Likelihood based inference in data privacy and other discrete missing data problems.
Open Access
- Author:
- Karwa, Vishesh
- Graduate Program:
- Statistics
- Degree:
- Doctor of Philosophy
- Document Type:
- Dissertation
- Date of Defense:
- June 23, 2014
- Committee Members:
- Aleksandra B Slavkovic, Dissertation Advisor/Co-Advisor
Debashis Ghosh, Committee Member
David Russell Hunter, Committee Member
Adam Smith, Special Member - Keywords:
- Missing Data
Likelihood
Privacy
networks
discrete data - Abstract:
- In this dissertation, we develop procedures for performing likelihood based inference in discrete data problems in the areas of data privacy, causal inference and ecological inference. In such problems, the data are missing and the conditional expectation of missing data given the observed data is intractable. In data privacy problems, we focus on private inference in social networks and contingency tables. In such applications the original data may entirely be missing due to a known privacy mechanism and we only observe a randomized (or noisy) version of the data. We consider mechanisms that satisfy a notion of privacy called differential privacy. We demonstrate that ignoring the privacy mechanism can lead to invalid inferences.

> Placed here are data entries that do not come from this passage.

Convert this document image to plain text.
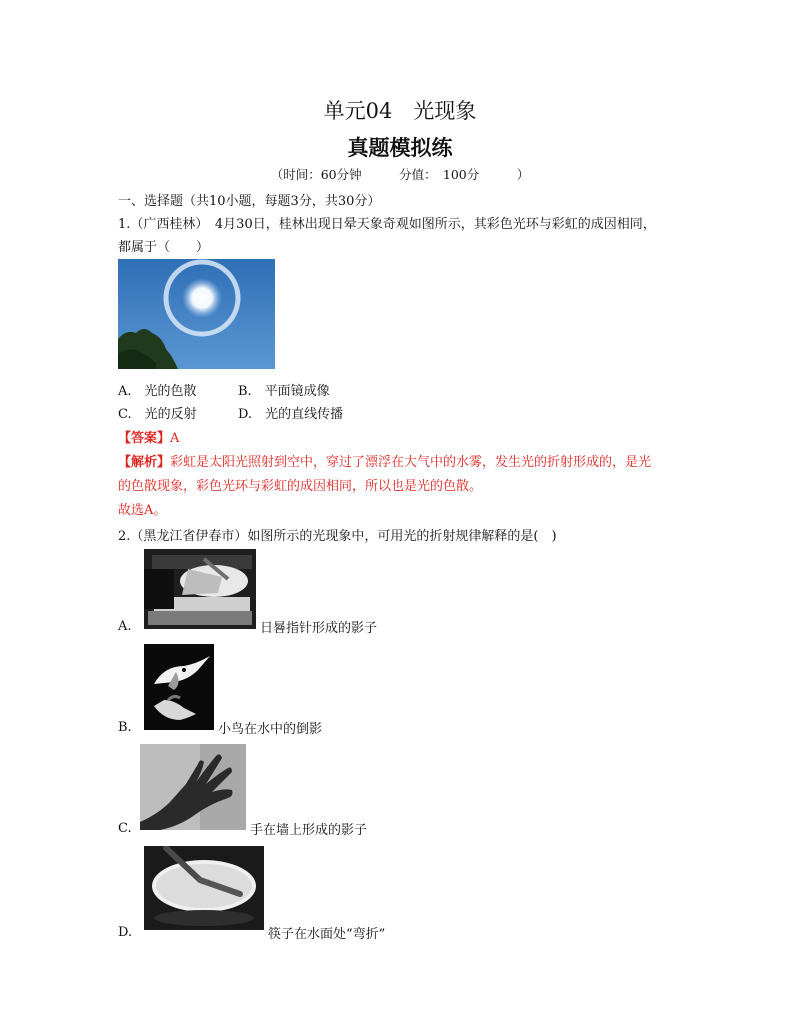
单元04　光现象
真题模拟练
（时间：60分钟　　　分值：　100分　　　）
一、选择题（共10小题，每题3分，共30分）
1.（广西桂林）　4月30日，桂林出现日晕天象奇观如图所示，其彩色光环与彩虹的成因相同，
都属于（　　）
A.　光的色散	B.　平面镜成像
C.　光的反射	D.　光的直线传播
【答案】A
【解析】彩虹是太阳光照射到空中，穿过了漂浮在大气中的水雾，发生光的折射形成的，是光
的色散现象，彩色光环与彩虹的成因相同，所以也是光的色散。
故选A。
2.（黑龙江省伊春市）如图所示的光现象中，可用光的折射规律解释的是(　)
A.	日晷指针形成的影子
B.	小鸟在水中的倒影
C.	手在墙上形成的影子
D.	筷子在水面处“弯折”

Furthermore, we develop inference procedures for three classes of models that take the privacy mechanism into account. For exponential random graph models (ERGMs) with degree sequences as sufficient statistics, we develop a privacy preserving estimator that is asymptotically consistent. For more general ERGMs where the differentially private mechanism applies a version of randomized response technique, we develop a Markov chain Monte Carlo (MCMC) method for inference. Lastly, we develop Variational approximations to estimate parameters of decomposable log-linear models fitted to ``noisy" contingency tables and to perform classification. In some cases, the procedures developed apply to more general classes of problems with known missing data mechanisms. In problems related to ecological and causal inference, the missing data mechanism is not known and needs to be modeled. Using tools from algebraic statistics, we develop an MCMC framework that unifies inference for these special types of models.